Politycy PSL przyznają, że prezes Stronnictwa traktuje Pawlaka jak mentora. Były premier ma pełnić rolę nieformalnego doradcy. - Jest z nami w stałym kontakcie. To nasz spin doktor - przyznaje polityk z władz PSL.

Inny ludowiec podkreśla, że sposób prowadzenia negocjacji z Platformą Obywatelską przez prezesa PSL przypominał taktykę stosowaną przez Pawlaka.

- Waldek był znany z tego, że doprowadzał negocjacje do ściany i wywoływał kryzys. Potem czekał, aż przyjdą i poproszą, by ustąpił. Wtedy rzucał: "zgadam się, ale jak pomysł nie wypali, to nie biorę za to odpowiedzialności". Tym razem się okazało, że to nie jest gra. Władek się nie chciał dogadać z PO. Krążą pogłoski, że równolegle były prowadzone rozmowy z PiS - mówi nasz rozmówca.

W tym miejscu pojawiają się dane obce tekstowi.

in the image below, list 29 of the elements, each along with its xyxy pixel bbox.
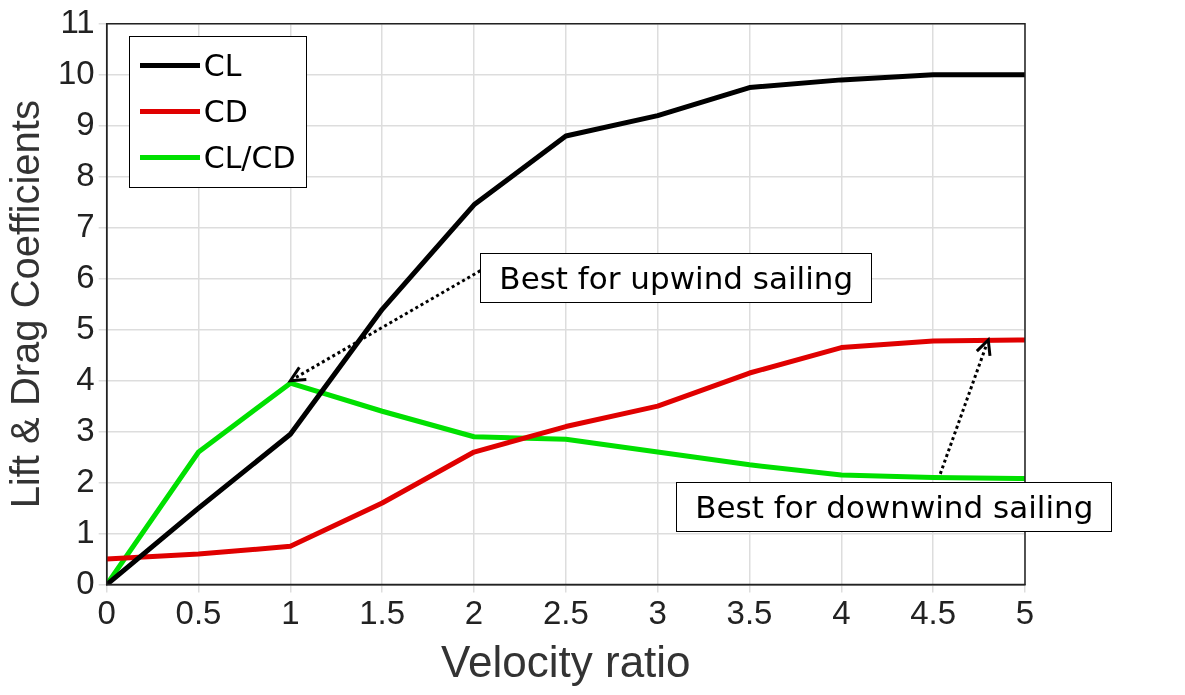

Pawlak o koalicji z PiS-em: możliwe koalicje określają wyborcy

Waldemar Pawlak przekonuje w rozmowie z tvn24.pl, że jeśli "opozycja nie jest zapakowana do jednego pudełka, ale zróżnicowana, to PiS ma gorsze wyniki w sondażach", bo "ludzie mogą wybierać większe dobro, a nie mniejsze zło".

- Dziwi mnie naiwne myślenie, że połączenie różnych środowisk przyniesie lepszy wynik wyborczy - podkreśla były premier. - Wynik dwóch różnych partii może być gorszy niż każdej z nich startującej osobno. W wyborach nie chodzi o to, by się skupiać na odsunięciu takiej czy innej formacji, ale na przedstawieniu lepszych propozycji dla wyborców - tłumaczy.

- Rozmowy o koalicji z PiS-em po wyborach wchodzą w grę? - pytam.

- Możliwe koalicje określają wyborcy. Pozwólmy ludziom wybierać zgodnie z ich przekonaniami. Nie straszmy taką czy inną perspektywą - odpowiada były prezes PSL.

- Kiedyś na pytanie, kto wygra wybory odpowiadał pan: "nasz koalicjant". To aktualne? - dopytuję.

- To było humorystyczne zobrazowanie otwartości PSL-u do współpracy z różnymi środowiskami w oparciu o wspólne wartości i programy - mówi Pawlak.

Pytany, czy w ostatnich tygodniach prowadził rozmowy z politykami PiS-u, były prezes Stronnictwa odpowiada, że "nie było takich sytuacji w ostatnim czasie", bo "nie jest teraz w aktywnej polityce".

"Realna polityka nie wyklucza rozmów z konkurentami"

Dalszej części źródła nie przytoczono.